Published in final edited form as: Nature. 2023 Dec 20;626(7997):177–185. doi: 10.1038/s41586-023-06887-8

Fig. 1. Ensembles of deep learning models for predicting antibiotic activity and human cell cytotoxicity.

Fig. 1.

a, Schematic of the approach. Graph neural networks predict the chemical properties of >109 molecules in silico, in contrast to expensive and time-consuming experimental screening of large chemical libraries. Here, the growth inhibition activities of 39,312 chemically diverse compounds are used to train the model, the model is applied to virtual chemical databases comprising 12,076,365 molecules that can be readily procured, and compounds with high prediction scores (“hits”) are analyzed according to structural class, procured, and tested. This approach can be iterated, and the model can be retrained to generate new predictions.

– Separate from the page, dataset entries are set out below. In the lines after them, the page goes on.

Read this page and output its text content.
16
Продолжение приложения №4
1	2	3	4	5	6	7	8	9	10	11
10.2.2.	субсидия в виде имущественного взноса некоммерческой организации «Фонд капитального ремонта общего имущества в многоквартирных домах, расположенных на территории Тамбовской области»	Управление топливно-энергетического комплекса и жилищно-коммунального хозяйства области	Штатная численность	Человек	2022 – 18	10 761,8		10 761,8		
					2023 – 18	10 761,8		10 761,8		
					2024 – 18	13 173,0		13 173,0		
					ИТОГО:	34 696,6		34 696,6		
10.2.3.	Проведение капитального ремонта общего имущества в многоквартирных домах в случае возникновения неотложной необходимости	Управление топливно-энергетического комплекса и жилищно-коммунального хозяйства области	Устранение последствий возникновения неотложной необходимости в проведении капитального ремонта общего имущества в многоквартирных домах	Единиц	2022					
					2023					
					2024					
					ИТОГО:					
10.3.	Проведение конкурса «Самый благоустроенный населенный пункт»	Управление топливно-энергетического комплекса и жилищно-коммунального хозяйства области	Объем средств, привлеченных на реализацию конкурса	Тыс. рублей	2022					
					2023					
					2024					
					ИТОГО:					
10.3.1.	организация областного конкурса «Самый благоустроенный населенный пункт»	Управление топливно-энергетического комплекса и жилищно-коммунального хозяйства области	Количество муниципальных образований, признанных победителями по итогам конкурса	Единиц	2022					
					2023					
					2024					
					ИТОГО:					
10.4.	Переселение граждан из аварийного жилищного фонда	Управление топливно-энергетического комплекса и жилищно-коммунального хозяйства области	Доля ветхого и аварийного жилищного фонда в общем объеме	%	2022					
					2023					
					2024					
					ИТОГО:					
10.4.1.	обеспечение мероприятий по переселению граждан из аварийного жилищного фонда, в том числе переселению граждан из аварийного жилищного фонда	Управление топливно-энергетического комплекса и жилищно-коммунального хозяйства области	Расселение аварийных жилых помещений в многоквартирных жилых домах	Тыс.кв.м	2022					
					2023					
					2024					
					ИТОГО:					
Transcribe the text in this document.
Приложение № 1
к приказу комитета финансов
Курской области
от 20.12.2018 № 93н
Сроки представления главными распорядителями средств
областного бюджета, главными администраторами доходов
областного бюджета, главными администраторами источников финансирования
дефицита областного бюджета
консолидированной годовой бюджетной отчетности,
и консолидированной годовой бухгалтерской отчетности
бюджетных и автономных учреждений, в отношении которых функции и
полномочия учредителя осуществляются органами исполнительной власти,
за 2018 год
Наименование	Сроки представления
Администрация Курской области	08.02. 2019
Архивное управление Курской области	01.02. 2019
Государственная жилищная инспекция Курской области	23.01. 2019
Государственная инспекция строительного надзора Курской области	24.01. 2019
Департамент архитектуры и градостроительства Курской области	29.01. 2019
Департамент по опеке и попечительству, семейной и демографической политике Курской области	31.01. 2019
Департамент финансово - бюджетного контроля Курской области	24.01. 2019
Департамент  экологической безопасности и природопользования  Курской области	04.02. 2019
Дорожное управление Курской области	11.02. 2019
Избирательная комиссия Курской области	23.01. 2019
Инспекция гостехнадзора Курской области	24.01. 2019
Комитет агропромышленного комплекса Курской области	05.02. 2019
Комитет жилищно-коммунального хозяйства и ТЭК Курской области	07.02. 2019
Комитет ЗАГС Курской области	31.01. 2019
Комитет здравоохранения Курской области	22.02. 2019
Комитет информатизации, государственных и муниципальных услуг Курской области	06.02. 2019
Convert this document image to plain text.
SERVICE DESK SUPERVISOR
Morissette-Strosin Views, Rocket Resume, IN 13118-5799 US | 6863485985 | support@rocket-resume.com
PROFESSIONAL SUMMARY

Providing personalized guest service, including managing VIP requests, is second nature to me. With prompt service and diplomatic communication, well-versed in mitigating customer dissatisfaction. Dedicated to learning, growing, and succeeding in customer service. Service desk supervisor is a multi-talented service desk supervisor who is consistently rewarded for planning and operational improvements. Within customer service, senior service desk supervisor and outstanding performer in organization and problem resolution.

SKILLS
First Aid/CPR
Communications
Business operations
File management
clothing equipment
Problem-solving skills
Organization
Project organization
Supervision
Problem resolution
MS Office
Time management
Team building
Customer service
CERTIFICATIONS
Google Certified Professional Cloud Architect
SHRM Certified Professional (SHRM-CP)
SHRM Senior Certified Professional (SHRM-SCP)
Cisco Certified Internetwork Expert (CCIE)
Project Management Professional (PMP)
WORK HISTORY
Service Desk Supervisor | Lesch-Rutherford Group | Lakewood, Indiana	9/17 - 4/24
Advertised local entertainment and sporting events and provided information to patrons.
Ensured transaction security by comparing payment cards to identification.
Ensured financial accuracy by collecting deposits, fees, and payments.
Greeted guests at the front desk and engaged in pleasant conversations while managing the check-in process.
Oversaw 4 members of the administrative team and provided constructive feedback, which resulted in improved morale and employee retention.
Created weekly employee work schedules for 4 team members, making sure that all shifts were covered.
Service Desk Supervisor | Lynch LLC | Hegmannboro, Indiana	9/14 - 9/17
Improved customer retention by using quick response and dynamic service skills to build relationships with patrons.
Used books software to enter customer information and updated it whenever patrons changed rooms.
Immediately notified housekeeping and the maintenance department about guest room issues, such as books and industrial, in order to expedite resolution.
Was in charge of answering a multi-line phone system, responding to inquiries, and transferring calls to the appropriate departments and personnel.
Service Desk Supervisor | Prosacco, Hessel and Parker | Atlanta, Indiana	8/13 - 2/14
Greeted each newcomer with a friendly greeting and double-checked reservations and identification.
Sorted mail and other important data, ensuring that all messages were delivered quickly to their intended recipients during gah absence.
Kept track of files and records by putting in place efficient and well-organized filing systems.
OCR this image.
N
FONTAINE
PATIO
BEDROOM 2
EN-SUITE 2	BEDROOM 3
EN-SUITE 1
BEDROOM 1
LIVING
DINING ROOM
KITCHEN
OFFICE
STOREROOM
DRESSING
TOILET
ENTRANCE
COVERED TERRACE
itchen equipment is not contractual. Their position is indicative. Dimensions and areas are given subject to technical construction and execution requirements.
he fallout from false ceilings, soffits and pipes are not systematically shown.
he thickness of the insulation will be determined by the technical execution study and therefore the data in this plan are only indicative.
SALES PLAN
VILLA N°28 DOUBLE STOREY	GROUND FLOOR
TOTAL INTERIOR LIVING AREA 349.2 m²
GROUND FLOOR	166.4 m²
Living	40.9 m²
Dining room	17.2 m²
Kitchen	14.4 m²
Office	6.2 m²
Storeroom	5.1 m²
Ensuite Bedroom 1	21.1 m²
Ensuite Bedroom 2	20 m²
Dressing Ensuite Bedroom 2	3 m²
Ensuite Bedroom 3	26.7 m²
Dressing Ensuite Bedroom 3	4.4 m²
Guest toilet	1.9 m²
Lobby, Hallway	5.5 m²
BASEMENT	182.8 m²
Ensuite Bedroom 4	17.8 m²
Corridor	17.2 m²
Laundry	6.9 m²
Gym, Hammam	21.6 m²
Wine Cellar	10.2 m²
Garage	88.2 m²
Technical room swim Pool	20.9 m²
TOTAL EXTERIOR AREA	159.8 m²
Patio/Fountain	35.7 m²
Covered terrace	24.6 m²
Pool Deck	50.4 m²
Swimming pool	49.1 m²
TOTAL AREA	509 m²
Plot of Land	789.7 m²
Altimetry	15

b, S. aureus RN4220 growth inhibition data for a screen of 39,312 compounds at a final concentration of 50 μM. Data are from two biological replicates. Active compounds are those for which the mean relative growth is <0.2.

c, Precision-recall curves for an ensemble of 10 Chemprop models, augmented with RDKit features, trained and tested on the data in (b). The black dashed line represents the baseline fraction of active compounds in the dataset (1.3%). Blue curves and the 95% confidence interval (CI) indicate variation from bootstrapping. AUC, area under the curve.

d, f, h, HepG2 (d), HSkMC (f), and IMR-90 (h) viability data for screens of 39,312 compounds at a final concentration of 10 μM. Data are from two biological replicates for each cell type. Cytotoxic compounds are those for which the mean relative viability is <0.9.

e, g, i, Precision-recall curves for an ensemble of 10 Chemprop models, augmented with RDKit features, trained and tested on the data in (d,f,h). Black dashed lines represent the baseline fractions of cytotoxic compounds in the datasets (e, 8.5%; g, 3.8%; i, 8.8%). Blue curves and the 95% confidence interval (CI) indicate variation from bootstrapping.